Gardener's Supply Company

Starting a Spring Vegetable Garden

Grocery prices continue to skyrocket along with fuel costs. It’s times like these when you want to grow your own. Learn more about starting a  spring vegetable garden by following these guidelines.

Before you can begin a garden it helps to know what growing zone you’re in. If you live in the United States, you can go to the National Gardening Association’s website (www.garden.org/zipzone/) to find the USDA Hardiness Zone Map. This map will help you find which zone you live in and give ideas on when it is safe to start planting.

You’ll also want to prepare the ground before you can begin planting. Do this by tilling the area you have planned for your garden. You’ll want to remove the clumps of grass as much as possible or till deeply to incorporate the organic matter into the soil. Test the soil to determine if it has the right mineral content. Tests can be obtained at County Extension Agencies and home and garden stores. Add any nutrients to the soil before you begin planting.

Growing your first garden is much easier if you start with seedlings rather than growing your own. If you do plan to grow your plants from seeds, you’ll want to start them indoors about eight weeks before they can be planted in the ground. Purchase the plants you want and keep them indoors until your area has reached the last average frost date.

When the ground is workable, the first vegetables you’ll want to add to your garden are spinach, peas and onions. Onions are sold in sets and you may be able to find seedling spinach. You can plant the pea seeds directly into the garden. You may be able to plant lettuce, beets, carrots, cilantro, dill, radishes, cabbage and broccoli about two weeks before the last frost. Celery, kale and potatoes can also be grown outdoors.

When you know there’s no chance of a late frost, you can plant melons, squash, cucumbers and beans. Tomatoes, peppers, eggplant, pumpkins and basil can also be planted at this time. When you plant corn, set out at least four short rows rather than one long row because they pollinate properly that way. You’ll also want to use poles or trellises for beans. Tomatoes, peppers and eggplant are best transplanted or purchased as plants prior to setting them in your garden.

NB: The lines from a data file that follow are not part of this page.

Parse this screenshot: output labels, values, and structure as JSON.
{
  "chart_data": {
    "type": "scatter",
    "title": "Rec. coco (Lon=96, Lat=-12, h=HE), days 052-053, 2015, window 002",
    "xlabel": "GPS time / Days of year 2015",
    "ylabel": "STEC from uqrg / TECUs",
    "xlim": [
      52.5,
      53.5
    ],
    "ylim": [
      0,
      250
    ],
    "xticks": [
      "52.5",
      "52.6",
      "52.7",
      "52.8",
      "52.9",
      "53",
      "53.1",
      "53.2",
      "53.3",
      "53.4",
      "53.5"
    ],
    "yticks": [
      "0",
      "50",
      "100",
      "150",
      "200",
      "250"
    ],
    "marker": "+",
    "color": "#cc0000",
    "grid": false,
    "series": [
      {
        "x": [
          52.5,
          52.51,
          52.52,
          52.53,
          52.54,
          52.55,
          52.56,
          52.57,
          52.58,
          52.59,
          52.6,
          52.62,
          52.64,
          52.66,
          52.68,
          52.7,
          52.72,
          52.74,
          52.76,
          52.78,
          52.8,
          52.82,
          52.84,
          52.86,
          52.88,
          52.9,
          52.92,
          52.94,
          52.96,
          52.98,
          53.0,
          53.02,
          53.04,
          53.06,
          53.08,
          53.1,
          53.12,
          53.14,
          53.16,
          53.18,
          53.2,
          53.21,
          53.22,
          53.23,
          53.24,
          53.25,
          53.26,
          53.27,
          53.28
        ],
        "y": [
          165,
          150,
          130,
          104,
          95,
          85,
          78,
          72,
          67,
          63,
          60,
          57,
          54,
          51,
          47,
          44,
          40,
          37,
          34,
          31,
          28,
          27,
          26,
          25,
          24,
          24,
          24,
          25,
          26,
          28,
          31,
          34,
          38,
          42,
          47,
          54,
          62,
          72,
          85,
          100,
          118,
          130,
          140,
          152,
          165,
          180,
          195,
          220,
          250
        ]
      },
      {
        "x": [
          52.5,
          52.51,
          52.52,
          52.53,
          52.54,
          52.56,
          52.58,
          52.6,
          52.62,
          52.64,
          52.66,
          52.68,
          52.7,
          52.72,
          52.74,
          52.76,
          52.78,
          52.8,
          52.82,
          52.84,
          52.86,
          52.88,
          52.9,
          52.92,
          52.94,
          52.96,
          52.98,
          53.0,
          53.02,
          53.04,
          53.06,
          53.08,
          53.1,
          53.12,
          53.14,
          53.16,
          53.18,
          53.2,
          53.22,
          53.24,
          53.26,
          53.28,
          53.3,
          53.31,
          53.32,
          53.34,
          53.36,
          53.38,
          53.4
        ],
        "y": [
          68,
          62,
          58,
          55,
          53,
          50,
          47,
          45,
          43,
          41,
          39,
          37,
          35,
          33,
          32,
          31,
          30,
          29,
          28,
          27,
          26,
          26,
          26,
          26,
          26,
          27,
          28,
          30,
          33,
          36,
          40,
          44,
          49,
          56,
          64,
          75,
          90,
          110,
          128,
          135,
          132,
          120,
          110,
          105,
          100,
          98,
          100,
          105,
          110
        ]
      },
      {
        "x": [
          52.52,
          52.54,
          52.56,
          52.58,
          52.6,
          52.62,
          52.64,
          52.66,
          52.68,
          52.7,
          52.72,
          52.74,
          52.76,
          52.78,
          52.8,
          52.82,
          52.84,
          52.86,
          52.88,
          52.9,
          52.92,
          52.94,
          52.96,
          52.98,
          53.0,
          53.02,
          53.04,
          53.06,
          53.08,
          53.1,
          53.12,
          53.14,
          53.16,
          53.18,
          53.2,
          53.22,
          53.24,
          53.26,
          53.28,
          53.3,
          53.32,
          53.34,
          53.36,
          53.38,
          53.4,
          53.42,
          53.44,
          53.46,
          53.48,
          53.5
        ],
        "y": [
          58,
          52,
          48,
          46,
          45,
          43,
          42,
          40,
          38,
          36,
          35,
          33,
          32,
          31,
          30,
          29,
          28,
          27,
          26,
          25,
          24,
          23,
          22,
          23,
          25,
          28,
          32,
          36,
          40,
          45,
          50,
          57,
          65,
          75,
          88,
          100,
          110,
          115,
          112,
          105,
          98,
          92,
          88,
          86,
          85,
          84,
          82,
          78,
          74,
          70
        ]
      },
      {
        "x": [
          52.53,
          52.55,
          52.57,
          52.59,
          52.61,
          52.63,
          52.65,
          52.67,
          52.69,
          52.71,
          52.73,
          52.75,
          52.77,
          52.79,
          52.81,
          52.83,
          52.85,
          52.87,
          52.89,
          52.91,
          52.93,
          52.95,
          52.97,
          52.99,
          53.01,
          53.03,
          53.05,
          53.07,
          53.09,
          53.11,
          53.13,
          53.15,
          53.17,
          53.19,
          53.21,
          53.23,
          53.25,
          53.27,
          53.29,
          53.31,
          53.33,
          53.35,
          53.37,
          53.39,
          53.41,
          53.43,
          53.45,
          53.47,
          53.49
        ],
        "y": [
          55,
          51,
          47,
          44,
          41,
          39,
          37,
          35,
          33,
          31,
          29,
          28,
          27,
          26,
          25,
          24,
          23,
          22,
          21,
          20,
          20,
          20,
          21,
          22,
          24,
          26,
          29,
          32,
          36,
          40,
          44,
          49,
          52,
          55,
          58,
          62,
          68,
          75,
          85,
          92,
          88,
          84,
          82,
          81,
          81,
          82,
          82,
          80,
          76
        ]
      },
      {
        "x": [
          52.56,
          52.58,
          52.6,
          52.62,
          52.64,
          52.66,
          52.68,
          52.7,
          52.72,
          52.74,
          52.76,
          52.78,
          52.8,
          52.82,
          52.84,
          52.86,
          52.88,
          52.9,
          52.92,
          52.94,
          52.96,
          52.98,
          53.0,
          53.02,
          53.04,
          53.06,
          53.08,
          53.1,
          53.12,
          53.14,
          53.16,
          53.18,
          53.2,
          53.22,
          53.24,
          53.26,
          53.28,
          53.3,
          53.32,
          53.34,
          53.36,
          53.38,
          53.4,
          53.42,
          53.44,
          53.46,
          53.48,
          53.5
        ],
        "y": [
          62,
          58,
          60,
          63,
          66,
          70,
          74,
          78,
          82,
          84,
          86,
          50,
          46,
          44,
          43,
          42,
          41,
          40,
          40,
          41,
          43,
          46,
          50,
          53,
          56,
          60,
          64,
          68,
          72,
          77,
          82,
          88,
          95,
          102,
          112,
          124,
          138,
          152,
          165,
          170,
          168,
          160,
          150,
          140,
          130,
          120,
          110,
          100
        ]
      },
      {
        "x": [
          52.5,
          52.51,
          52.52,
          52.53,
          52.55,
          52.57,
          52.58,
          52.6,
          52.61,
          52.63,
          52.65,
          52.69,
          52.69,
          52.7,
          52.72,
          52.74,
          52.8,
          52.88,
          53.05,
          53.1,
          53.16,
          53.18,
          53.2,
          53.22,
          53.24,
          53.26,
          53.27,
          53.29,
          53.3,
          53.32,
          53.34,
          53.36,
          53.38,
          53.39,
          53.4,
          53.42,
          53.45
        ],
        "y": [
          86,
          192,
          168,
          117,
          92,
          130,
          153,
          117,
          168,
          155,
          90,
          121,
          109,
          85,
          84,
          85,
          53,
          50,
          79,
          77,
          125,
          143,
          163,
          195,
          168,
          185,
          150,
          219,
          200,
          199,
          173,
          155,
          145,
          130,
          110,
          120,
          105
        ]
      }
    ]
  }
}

If you follow these guidelines on starting a  spring vegetable garden, you may have produce in as little as four weeks. Take time to pull weeds and keep your garden watered but not muddy. As the produce is ready to harvest you’ll be enjoying the fruits of your labor on your kitchen table.

Comments

  1. Frederick A. Sargolini says:

    I know the best thing a peson can do is grow his own food. I have been doing this for many years and except for teaching, growing plants gives the greatest satisfaction. My wife grows flowers and I grow vegetables, always totally organic. If you have a choice why grow plants the way most farmers do. I have a lot of respect for people who produce food, just don’t agree with their age old methods. I will never grow plants with ordinary fertilizers and use any poison on food I will eat. In fact, I have just started eating the Dr, Joel Fuhrmann way, mostly fruits and vegetables and no genectically modified organisms.